Interpreting the output

The tidy output reports intercept, slope, standard errors, t statistics, p-values, and confidence intervals. A slope of 1.31 (95 % CI 1.02-1.60) mmHg per kg/m^2 with \(t(118) = 9.1\), \(p < .001\) indicates a significant positive linear relationship. \(R^2 = 0.41\): BMI explains 41 % of the variance in SBP linearly.

Diagnostic plots should show no systematic pattern in residuals, a roughly straight Q-Q line, and no single influential point with Cook’s distance \(> 1\).

Effect size

The slope coefficient is the natural effect size. Standardised: \(\beta^* = \beta_1 \cdot \mathrm{SD}(x) / \mathrm{SD}(y)\). For models, \(R^2\) summarises variance explained; Cohen’s \(f^2 = R^2 / (1 - R^2)\) has thresholds 0.02 / 0.15 / 0.35.

Reporting (APA 7)

Body-mass index significantly predicted systolic blood pressure (b = 1.31, SE = 0.14, t(118) = 9.14, p < .001, 95 % CI [1.02, 1.60]). For every 1 kg/m^2 increase in BMI, SBP was higher by 1.3 mmHg.
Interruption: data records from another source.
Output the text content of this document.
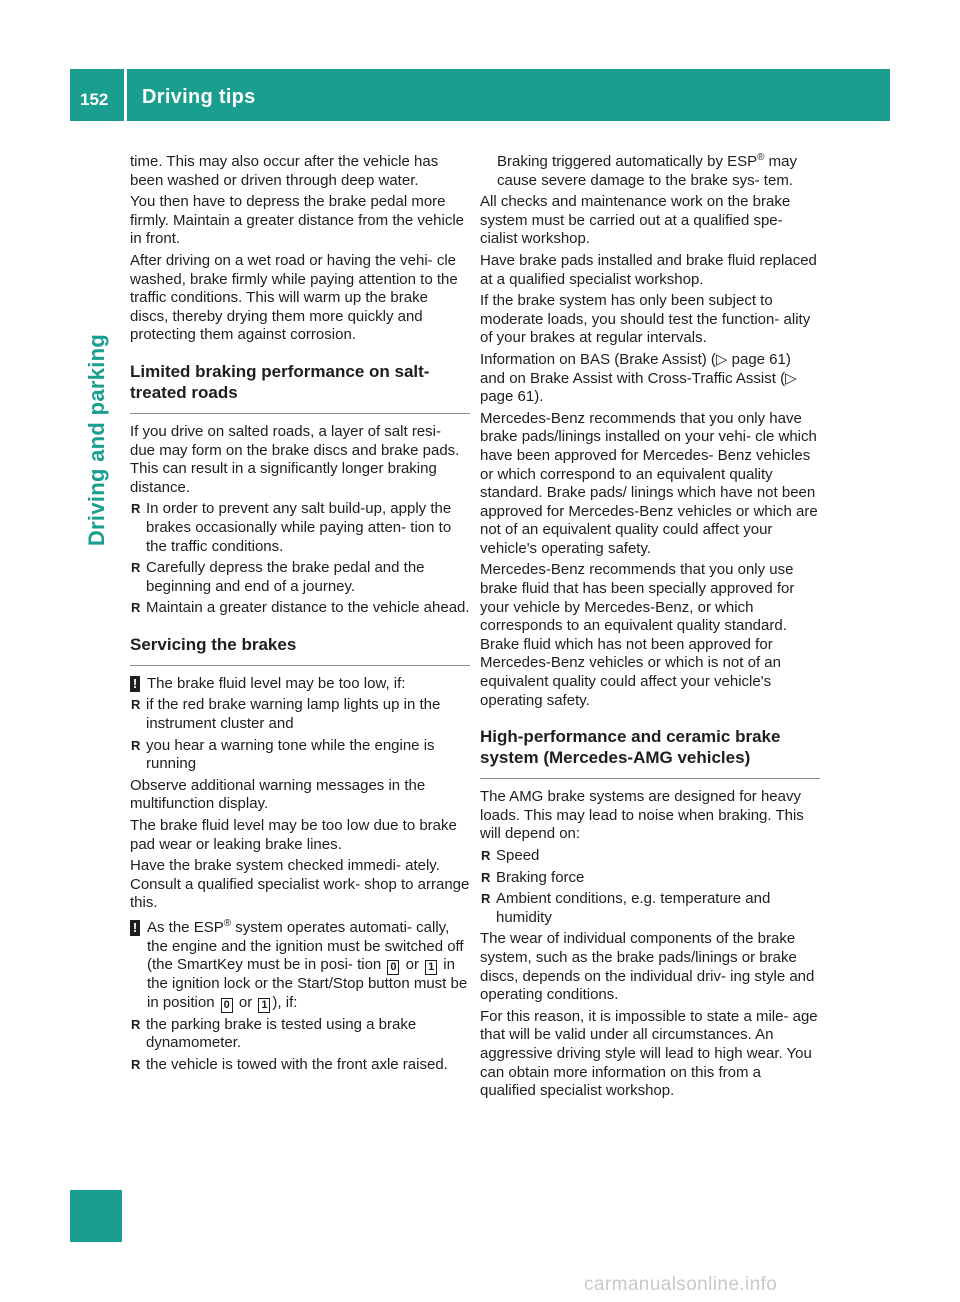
152 Driving tips
Driving and parking

time. This may also occur after the vehicle has been washed or driven through deep water.

You then have to depress the brake pedal more firmly. Maintain a greater distance from the vehicle in front.

After driving on a wet road or having the vehi- cle washed, brake firmly while paying attention to the traffic conditions. This will warm up the brake discs, thereby drying them more quickly and protecting them against corrosion.

Limited braking performance on salt- treated roads

If you drive on salted roads, a layer of salt resi- due may form on the brake discs and brake pads. This can result in a significantly longer braking distance.

R In order to prevent any salt build-up, apply the brakes occasionally while paying atten- tion to the traffic conditions.
R Carefully depress the brake pedal and the beginning and end of a journey.
R Maintain a greater distance to the vehicle ahead.
Servicing the brakes
! The brake fluid level may be too low, if:
R if the red brake warning lamp lights up in the instrument cluster and
R you hear a warning tone while the engine is running

Observe additional warning messages in the multifunction display.

The brake fluid level may be too low due to brake pad wear or leaking brake lines.

Have the brake system checked immedi- ately. Consult a qualified specialist work- shop to arrange this.

! As the ESP® system operates automati- cally, the engine and the ignition must be switched off (the SmartKey must be in posi- tion 0 or 1 in the ignition lock or the Start/Stop button must be in position 0 or 1 ), if:
R the parking brake is tested using a brake dynamometer.
R the vehicle is towed with the front axle raised.

Braking triggered automatically by ESP® may cause severe damage to the brake sys- tem.

All checks and maintenance work on the brake system must be carried out at a qualified spe- cialist workshop.

Have brake pads installed and brake fluid replaced at a qualified specialist workshop.

If the brake system has only been subject to moderate loads, you should test the function- ality of your brakes at regular intervals.

Information on BAS (Brake Assist) (▷ page 61) and on Brake Assist with Cross-Traffic Assist (▷ page 61).

Mercedes-Benz recommends that you only have brake pads/linings installed on your vehi- cle which have been approved for Mercedes- Benz vehicles or which correspond to an equivalent quality standard. Brake pads/ linings which have not been approved for Mercedes-Benz vehicles or which are not of an equivalent quality could affect your vehicle's operating safety.

Mercedes-Benz recommends that you only use brake fluid that has been specially approved for your vehicle by Mercedes-Benz, or which corresponds to an equivalent quality standard. Brake fluid which has not been approved for Mercedes-Benz vehicles or which is not of an equivalent quality could affect your vehicle's operating safety.

High-performance and ceramic brake system (Mercedes-AMG vehicles)

The AMG brake systems are designed for heavy loads. This may lead to noise when braking. This will depend on:

R Speed
R Braking force
R Ambient conditions, e.g. temperature and humidity

The wear of individual components of the brake system, such as the brake pads/linings or brake discs, depends on the individual driv- ing style and operating conditions.

For this reason, it is impossible to state a mile- age that will be valid under all circumstances. An aggressive driving style will lead to high wear. You can obtain more information on this from a qualified specialist workshop.

carmanualsonline.info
The model accounted for 41 % of the variance in SBP (R^2 = .41, F(1, 118) = 83.5, p < .001).

Common pitfalls

Predicting outside the range of the observed \(x\) (extrapolation).
Interpreting the intercept at \(x = 0\) when \(x = 0\) is physiologically impossible.
Ignoring diagnostic plots and reporting only the p-value.
Reporting \(R^2\) as if it were a measure of fit quality on new data; cross-validate for predictive use.

Parametric vs. non-parametric alternative

When normality of residuals fails, a bootstrap CI on the slope is an assumption-light alternative.
Non-parametric rank regression (e.g., Theil-Sen, mblm::mblm()) is a robust alternative.